Was Cannabis an ingredient in the holy anointing oil described in Exodus?

Jane Marcus, a leader among American Jewish women, has written about the portion of the Torah that was read in services last week. She is only the most recent of many to argue that the King James Bible's translation of Exodus 30:22-33 is wrong and does not make sense. Jane cites some careful scholarship.

I have always been skeptical of many of the claims about Cannabis. The plant and its uses are surrounded in urban legend as well as charlatans. Many people want to believe anything that contradicts the official demonization of Cannabis. About 20 years ago, after I purchased several cartons of hemp paper from Paul Stanford that turned out to not have been made of hemp, I used to joke that the wings of the Wright Brothers' first airplane were made of 100% genuine Stanford hemp fiber.
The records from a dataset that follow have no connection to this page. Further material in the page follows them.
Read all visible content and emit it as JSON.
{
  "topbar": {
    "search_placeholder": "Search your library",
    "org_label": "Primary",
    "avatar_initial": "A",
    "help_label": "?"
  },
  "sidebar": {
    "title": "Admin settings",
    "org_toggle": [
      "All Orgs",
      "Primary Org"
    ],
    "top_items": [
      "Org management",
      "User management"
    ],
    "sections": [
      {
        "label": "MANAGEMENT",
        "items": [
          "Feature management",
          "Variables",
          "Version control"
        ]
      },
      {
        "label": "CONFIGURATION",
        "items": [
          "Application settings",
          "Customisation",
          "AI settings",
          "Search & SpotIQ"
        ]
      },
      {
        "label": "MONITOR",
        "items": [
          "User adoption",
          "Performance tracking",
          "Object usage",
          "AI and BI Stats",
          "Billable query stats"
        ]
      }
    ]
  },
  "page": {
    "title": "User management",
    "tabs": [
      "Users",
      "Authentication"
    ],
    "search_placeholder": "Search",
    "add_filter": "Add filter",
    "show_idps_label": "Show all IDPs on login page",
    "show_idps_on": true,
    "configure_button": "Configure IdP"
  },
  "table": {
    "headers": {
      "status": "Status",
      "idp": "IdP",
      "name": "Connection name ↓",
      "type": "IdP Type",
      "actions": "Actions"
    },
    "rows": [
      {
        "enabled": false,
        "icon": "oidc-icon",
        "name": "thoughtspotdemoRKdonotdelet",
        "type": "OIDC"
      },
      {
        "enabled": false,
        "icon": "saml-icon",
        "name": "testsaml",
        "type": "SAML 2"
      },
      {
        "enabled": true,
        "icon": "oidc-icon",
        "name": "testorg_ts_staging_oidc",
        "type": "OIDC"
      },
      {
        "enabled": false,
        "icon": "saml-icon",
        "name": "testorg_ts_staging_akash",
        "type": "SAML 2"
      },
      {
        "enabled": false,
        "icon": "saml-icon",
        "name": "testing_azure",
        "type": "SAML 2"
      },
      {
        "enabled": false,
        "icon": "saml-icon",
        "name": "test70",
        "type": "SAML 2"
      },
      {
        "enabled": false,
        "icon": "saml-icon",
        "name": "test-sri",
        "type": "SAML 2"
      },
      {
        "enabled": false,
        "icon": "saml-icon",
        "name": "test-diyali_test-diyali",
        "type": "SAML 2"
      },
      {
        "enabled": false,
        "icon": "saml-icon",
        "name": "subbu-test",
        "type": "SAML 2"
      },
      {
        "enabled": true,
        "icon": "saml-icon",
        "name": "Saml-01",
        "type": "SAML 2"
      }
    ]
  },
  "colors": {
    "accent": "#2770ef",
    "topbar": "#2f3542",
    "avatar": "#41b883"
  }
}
And, not only did George Washington grow hemp at Mt. Vernon, our one dollar bills are printed on 100% genuine Stanford hemp paper, etc. ("That's the ticket!")

Complicating this question, we know that many plants, like many fish, have a variety of names; and that a single name may be applied to a variety of plants or fish. I think it requires a high degree of scholarship to determine accurately and conclusively what plant was being named in a 3400 year old text, assuming that Moses wrote this section of Exodus.

It is also the case that when it comes to religion generally, folks -- both well-meaning and not -- make claims that challenge reason and common sense. Claims of all kind are grounded in various phrases of the Bible. This is not one of those kinds of claims. Indeed, it is quite plausible that the holy oil described in Exodus used Cannabis as an ingredient. We know that oil from hemp seed is a wonderfully versatile and nutritious oil. Extracting cannabinoids from the leaves and buds of Cannabis by including them as an ingredient in an oil would produce a medicinally and psychoactively useful material. But the plausibility of this claim does not make it true as a historical matter.

Of course, religious claims do not require historical confirmation to be religiously valid and accepted as true, and to be granted recognition by courts and society.

I hope that many religious scholars and observant Jews conclude that Cannabis was one of the four ingredients of the holy anoiting oil of Exodus, and that they resume using it in their ritual activities. I would like to see more Cannabis being grown and processed under the protection of the Free Exercise of Religion.